La frase discendente guida la musica verso una graduale disintegrazione: La sezione B, in netto contrasto con la misteriosa sezione A, inizia violentemente, e via via diventa sempre più complessa e tempestosa, costituita da molti virtuosismi, in una scrittura rigorosamente pianistica. Prima della conclusione, un’allusione al tema principale genera una pausa tensiva, seguita dalla ripresa di A, in cui si misura l’abilità dell’esecutore nella sua capacità di modulare l’interpretazione con lo stesso materiale tematico, aggiungendo così una varietà coloristica al lavoro.

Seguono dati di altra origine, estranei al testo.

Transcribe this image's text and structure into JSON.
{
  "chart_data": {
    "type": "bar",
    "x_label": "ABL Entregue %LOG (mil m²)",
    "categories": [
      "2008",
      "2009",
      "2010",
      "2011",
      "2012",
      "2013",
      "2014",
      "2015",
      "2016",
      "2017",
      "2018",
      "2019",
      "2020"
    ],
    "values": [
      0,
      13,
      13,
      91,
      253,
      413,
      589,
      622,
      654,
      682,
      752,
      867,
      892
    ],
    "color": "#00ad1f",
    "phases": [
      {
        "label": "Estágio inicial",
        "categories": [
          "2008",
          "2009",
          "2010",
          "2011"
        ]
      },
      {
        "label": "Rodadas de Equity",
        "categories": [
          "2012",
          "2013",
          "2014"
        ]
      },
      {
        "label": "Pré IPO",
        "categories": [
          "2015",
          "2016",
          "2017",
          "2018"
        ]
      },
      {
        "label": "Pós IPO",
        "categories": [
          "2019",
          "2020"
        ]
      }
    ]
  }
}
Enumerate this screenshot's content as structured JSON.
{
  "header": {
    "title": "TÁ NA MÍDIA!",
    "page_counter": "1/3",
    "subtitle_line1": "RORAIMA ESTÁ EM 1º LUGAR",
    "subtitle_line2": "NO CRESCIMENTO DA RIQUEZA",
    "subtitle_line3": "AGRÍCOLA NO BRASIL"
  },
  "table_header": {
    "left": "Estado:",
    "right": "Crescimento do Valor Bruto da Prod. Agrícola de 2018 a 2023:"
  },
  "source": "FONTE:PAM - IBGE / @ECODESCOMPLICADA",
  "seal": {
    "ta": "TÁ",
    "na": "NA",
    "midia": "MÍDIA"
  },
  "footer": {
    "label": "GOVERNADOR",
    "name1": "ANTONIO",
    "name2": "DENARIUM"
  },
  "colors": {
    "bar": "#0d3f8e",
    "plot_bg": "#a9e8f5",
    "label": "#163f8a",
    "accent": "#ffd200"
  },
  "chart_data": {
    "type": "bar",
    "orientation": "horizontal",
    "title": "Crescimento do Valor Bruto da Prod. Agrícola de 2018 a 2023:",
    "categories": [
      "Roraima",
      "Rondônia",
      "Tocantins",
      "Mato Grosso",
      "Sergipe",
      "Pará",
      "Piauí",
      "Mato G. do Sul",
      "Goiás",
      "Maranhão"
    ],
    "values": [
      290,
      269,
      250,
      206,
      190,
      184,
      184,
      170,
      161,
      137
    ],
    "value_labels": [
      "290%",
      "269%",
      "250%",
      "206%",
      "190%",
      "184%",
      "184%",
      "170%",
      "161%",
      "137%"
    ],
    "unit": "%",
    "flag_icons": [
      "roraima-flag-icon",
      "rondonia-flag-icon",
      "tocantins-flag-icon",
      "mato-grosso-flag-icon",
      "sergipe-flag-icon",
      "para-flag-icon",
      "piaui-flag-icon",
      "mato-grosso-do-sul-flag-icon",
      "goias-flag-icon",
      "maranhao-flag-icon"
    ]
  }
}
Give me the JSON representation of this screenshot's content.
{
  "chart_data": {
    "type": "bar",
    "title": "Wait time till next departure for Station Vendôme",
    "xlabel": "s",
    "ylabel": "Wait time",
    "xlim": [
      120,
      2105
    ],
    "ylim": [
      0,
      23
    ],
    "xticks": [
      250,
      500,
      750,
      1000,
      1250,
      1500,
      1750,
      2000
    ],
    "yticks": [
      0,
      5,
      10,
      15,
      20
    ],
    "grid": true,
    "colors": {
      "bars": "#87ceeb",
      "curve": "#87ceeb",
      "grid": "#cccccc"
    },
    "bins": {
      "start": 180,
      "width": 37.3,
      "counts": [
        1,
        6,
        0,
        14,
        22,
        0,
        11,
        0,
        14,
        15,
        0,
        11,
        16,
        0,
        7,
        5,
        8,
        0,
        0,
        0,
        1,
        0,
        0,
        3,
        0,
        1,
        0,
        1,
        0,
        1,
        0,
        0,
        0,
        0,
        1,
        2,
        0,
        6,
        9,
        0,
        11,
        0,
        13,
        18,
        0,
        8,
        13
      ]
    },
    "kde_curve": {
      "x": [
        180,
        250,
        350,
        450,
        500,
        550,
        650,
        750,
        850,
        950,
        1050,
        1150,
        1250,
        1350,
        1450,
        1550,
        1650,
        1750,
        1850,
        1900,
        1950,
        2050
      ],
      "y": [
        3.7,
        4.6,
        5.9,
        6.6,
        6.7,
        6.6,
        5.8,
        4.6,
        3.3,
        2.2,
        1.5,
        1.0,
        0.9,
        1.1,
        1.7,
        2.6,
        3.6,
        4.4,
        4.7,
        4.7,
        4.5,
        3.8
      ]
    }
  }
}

All’interno del suo repertorio pianistico Barber ci lascia intravedere, dietro quel misterioso velo di discrezione dalle atmosfere nebulose, tipicamente brahmsiane, questa sua impareggiabile capacità di coniugare molteplici istanze in un unico inconfondibile stile che, a sua volta, gli permette di coltivare in modo originale la propria sfera individuale. Essa infatti rappresenta il fulcro di quella universalità compositiva, sopra accennata, caratterizzata dall’incessante ricerca di nuovi significati da attribuire alla materia sonora.

Perciò, il suo essere apolide e cittadino del mondo al tempo stesso, l’ha portato inoltre a dissociarsi dal dibattito sull’identità della musica americana, rendendolo un unicum nella storia della musica. Infatti, mentre compositori come Copland, Gershwin, Bernstein miravano alla creazione di un “suono” americano nella sua essenza più vera, Barber trascende l’idea stessa di nazionalità affermando, con quell’elegante compostezza che lo ha sempre contraddistinto, le ragioni del suo comporre, come riporta un’intervista con John Gruen pubblicata sul New York Times.

“Per quanto riguarda la mia musica, non ho mai scritto un libro su di essa. Io non sono un pedagogo…Quando scrivo una sonata per pianoforte astratta o un concerto, io scrivo quello che sento. Io non sono un compositore consapevole di sé. Penso che ciò che hanno creduto una grande quantità di compositori addietro, sia stato il sentirsi in dovere di creare uno stile nuovo ogni anno. Questo nel mio caso, sarebbe senza speranza. In realtà, si dice che il mio stile non sia per tutti, ma questo non importa. Mi basta andare a fare, come si suol dire, la mia cosa. Credo invece che questo, richieda un certo coraggio”.